Anna turned back to Taj, who was busy ignoring the special sauce and squeezing mustard on his puck of seitan.
“Why didn’t you tell me you were coming here for the festival?” Anna said, batting his shoulder in a wan attempt at playfulness.
“I told you I had work stuff to take care of in LA,” Taj said, taking a bite of his burger. “Jesus, this tastes like a loofah.”
“When were you going to tell me? What are you showing?”
“I don’t know.”
“Don’t know what?”
“Both, OK? It doesn’t matter. I don’t want you to get distracted by this festival bullshit. Focus on your recovery. Have you started the video diary?”
“You know I haven’t.” They’d been together the whole time, hadn’t they? “But when’s your screening?”
“Never mind that,” he said, spearing a truffle fry. “It’s nothing that you haven’t seen already. What you need is to get to work.”
And as Anna considered which of these statements to pin her resentment on, Simone slid back into her seat, her arrival presaged by a whiff of mysterious perfume that smelled like fresh snow or old books or burning leaves. Anna took a swig of zero-calorie water. The glass was so thin she fought the sudden urge to bite down and crush it between her teeth.
“I have to go see about my installation. The projectionist says it’s ready.”
/> “We should have lunch later,” Taj said, forgetting this wasn’t breakfast.
“I have dinner with Deitch,” Simone said, wistful and squinty. “I wish I wasn’t so squeezed. But the festival … You know, we’ll bump into each other a million times. It will get embarrassing, I promise.”
“Drinks after?” said Taj, as if he hadn’t noticed her artful evasion.
“Why don’t you both come with me now?” Simone said. She took a tiny bite of the celery staked in her drink. “The gallery is only three blocks from here.”

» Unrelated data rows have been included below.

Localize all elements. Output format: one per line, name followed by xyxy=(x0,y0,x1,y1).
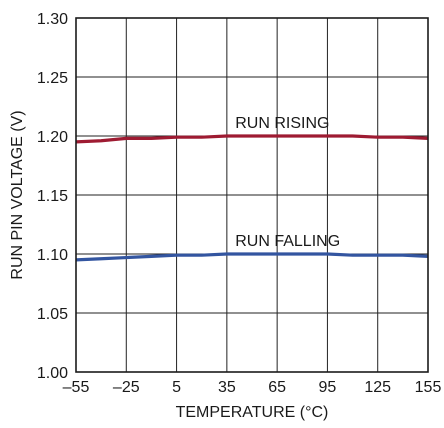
series-annotations: RUN RISING RUN FALLING xyxy=(235,115,340,250)
series-line-1 xyxy=(75,252,429,262)
x-tick-label: 95 xyxy=(319,379,337,396)
y-tick-label: 1.10 xyxy=(37,247,68,264)
y-axis-label: RUN PIN VOLTAGE (V) xyxy=(9,110,26,279)
x-axis-tick-labels: –55 –25 5 35 65 95 125 155 xyxy=(63,379,442,396)
y-tick-label: 1.30 xyxy=(37,11,68,28)
y-axis-tick-labels: 1.00 1.05 1.10 1.15 1.20 1.25 1.30 xyxy=(37,11,68,382)
series-annotation: RUN FALLING xyxy=(235,233,340,250)
y-tick-label: 1.15 xyxy=(37,188,68,205)
x-tick-label: 125 xyxy=(364,379,391,396)
y-tick-label: 1.25 xyxy=(37,70,68,87)
y-tick-label: 1.00 xyxy=(37,365,68,382)
x-tick-label: 65 xyxy=(268,379,286,396)
x-tick-label: 5 xyxy=(172,379,181,396)
x-tick-label: –55 xyxy=(63,379,90,396)
y-tick-label: 1.05 xyxy=(37,306,68,323)
x-tick-label: –25 xyxy=(113,379,140,396)
series-annotation: RUN RISING xyxy=(235,115,329,132)
plot-area-frame xyxy=(75,17,429,373)
x-tick-label: 155 xyxy=(415,379,442,396)
grid xyxy=(76,18,428,372)
x-tick-label: 35 xyxy=(218,379,236,396)
y-tick-label: 1.20 xyxy=(37,129,68,146)
x-axis-label: TEMPERATURE (°C) xyxy=(176,404,329,421)
series-line-0 xyxy=(75,134,429,144)
series-lines xyxy=(75,134,429,262)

“Great,” said Taj. “Let me just change first.” He rose abruptly from the table and Anna found herself suddenly alone with Simone and her untouched drink. Simone jiggled her foot. She flashed Anna a thin-lipped smile, but her eyes were elsewhere. Anna knew that look; it was the look of a woman who wanted to check her e-mail.
“I like your sneakers,” Anna said.
“Spanish,” said Simone, still jiggling.
“I was wondering, I’ve never heard that nickname you have for Taj…”

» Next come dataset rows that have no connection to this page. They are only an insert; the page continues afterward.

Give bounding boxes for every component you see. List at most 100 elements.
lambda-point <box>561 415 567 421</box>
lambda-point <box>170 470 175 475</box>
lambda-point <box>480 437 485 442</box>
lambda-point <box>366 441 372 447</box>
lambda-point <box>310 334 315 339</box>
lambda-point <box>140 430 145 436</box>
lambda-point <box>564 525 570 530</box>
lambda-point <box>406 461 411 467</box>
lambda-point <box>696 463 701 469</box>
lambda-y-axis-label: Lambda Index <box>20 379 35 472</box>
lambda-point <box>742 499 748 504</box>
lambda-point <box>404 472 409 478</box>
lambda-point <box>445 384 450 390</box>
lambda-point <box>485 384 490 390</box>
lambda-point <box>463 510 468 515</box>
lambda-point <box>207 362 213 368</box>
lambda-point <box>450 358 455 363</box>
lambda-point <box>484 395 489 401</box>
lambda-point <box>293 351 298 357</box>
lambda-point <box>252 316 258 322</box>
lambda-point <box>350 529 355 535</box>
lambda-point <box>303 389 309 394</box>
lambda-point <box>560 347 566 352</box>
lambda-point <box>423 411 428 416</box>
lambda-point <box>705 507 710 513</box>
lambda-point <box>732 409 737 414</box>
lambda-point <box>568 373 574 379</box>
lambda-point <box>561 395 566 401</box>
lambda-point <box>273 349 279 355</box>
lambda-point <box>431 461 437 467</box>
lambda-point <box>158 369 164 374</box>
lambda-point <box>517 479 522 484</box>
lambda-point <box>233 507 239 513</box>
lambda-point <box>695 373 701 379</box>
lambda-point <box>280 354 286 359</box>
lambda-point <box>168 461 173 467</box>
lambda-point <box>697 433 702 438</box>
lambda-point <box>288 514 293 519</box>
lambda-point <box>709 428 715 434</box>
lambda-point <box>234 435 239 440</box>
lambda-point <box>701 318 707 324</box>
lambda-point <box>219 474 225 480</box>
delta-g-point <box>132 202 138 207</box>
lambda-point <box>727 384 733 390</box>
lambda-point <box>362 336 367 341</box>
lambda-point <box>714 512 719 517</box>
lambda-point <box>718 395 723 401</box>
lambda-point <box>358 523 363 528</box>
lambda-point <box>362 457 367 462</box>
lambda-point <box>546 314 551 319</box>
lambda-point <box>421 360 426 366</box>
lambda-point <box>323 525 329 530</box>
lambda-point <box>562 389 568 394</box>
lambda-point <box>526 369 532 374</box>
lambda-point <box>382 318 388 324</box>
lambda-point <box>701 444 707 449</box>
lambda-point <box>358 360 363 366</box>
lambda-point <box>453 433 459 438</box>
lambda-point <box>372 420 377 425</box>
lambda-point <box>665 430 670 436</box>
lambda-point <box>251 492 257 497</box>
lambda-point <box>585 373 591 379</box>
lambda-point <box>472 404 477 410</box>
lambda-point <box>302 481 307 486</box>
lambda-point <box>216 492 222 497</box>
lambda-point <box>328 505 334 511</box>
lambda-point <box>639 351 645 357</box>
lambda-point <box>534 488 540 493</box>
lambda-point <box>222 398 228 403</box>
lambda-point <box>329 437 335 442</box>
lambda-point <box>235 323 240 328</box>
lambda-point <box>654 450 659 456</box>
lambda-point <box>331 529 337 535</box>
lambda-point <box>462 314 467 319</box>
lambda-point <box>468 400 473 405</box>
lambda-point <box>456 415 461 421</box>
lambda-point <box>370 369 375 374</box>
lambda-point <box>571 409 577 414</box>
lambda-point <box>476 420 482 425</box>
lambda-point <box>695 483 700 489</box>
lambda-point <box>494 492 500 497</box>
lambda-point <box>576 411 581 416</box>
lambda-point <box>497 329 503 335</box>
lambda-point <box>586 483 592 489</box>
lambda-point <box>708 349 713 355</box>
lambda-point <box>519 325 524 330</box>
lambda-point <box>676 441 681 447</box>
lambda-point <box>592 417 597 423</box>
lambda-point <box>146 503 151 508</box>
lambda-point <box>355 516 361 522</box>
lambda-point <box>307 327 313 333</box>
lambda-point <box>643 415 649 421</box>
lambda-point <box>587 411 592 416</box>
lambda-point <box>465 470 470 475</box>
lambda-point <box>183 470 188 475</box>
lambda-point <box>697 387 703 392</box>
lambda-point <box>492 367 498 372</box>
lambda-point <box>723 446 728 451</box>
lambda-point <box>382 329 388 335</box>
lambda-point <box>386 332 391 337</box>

“Zero? He got that the first week in Herzog’s workshop. You know about the workshop?”
“I didn’t know Taj was—”
“It’s how we found Zero. Me and Paul,” Simone added.

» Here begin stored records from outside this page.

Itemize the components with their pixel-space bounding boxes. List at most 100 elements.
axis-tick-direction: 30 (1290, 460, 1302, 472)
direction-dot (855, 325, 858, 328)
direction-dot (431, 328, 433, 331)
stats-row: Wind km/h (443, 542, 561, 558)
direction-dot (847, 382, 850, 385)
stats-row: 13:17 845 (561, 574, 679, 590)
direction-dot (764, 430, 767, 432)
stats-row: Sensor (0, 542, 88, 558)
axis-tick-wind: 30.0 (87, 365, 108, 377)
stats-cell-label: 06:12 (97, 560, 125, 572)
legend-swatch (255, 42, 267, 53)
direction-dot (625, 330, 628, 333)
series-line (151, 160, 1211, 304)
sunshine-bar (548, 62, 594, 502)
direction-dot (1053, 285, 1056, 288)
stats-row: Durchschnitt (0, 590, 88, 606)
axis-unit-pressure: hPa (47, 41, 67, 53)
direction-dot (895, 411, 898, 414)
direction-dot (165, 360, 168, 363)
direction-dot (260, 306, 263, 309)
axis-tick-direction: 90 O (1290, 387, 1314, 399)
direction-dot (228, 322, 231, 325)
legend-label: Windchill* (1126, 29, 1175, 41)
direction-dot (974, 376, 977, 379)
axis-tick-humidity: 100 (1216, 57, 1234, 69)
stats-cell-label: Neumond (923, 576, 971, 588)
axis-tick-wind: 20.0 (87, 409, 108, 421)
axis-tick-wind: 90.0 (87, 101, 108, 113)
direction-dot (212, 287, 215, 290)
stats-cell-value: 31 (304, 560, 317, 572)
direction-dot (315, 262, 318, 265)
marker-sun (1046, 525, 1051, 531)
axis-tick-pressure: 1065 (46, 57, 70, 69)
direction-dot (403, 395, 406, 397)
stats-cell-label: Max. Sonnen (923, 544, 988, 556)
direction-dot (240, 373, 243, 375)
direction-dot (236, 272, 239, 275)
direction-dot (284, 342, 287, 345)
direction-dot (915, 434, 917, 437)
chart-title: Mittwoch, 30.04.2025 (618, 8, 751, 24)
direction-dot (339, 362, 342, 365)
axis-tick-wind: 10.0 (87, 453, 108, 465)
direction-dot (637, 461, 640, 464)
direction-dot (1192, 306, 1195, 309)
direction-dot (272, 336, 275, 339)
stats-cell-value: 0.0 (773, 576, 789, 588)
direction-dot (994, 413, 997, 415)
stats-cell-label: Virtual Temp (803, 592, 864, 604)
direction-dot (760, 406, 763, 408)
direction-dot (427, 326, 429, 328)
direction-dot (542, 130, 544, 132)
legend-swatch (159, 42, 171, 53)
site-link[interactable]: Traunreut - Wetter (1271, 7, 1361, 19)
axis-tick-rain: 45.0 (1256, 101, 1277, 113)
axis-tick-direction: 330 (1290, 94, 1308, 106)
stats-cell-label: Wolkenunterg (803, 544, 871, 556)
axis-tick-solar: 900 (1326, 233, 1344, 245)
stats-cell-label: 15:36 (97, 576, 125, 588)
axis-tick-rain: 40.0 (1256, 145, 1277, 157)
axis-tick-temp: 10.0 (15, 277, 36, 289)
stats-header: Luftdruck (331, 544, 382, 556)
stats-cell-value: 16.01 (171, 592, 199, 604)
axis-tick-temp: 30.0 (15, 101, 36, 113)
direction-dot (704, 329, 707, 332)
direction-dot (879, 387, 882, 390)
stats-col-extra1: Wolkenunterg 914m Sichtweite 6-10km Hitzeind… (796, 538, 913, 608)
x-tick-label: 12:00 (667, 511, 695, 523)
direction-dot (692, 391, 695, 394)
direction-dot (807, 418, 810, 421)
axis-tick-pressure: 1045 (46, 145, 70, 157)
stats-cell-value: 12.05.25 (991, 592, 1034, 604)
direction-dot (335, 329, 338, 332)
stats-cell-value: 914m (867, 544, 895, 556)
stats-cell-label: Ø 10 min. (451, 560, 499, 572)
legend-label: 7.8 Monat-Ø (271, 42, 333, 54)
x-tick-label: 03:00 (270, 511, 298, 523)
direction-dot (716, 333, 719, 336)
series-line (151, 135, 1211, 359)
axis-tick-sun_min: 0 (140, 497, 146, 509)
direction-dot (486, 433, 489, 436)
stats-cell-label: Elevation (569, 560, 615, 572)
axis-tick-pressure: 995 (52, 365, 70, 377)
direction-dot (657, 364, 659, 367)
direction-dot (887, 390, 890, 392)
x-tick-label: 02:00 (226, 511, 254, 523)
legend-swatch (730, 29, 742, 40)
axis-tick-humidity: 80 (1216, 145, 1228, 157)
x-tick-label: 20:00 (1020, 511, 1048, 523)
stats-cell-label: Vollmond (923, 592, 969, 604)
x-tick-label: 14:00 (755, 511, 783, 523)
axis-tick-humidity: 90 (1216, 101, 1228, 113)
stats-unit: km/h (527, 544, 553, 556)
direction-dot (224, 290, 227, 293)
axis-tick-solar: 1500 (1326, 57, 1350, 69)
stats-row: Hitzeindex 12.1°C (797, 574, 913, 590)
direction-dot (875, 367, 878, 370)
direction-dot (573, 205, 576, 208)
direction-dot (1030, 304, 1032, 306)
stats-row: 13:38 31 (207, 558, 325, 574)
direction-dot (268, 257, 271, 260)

“Really?” Anna said. Then, wondering whether these were things she was meant to keep to herself, “Taj told me he met Gilman jailbreaking his iPhone.”
“Ha! Well, that’s partly true.” Simone laughed. “The film that got Zero into the workshop was about Foxconn, the factory in China where they make iPhones. They wouldn’t let him film in there so he broke in and got arrested. He gave Gilman an iPhone 3G he’d brought back.”
“Taj?” Anna said, unable to keep the incredulity from her voice. The closest she’d seen him get to politics was examining some Che Guevara drink coasters in a gift shop yesterday.
“I know, but that’s how Zero was back then. Always in solidarity with the poor and trampled, blah, blah, blah. He was very intent on x-ing himself out of his films. Any whiff of that evil bourgeois entitlement. Goes back to college, I guess. He studied econ with some real lefties. And so, Zero, yes.” She laughed again—a high trill with trace deposits of Arnold Schwarzenegger. “He’s a different kind of artist now. You can say we brought him around.”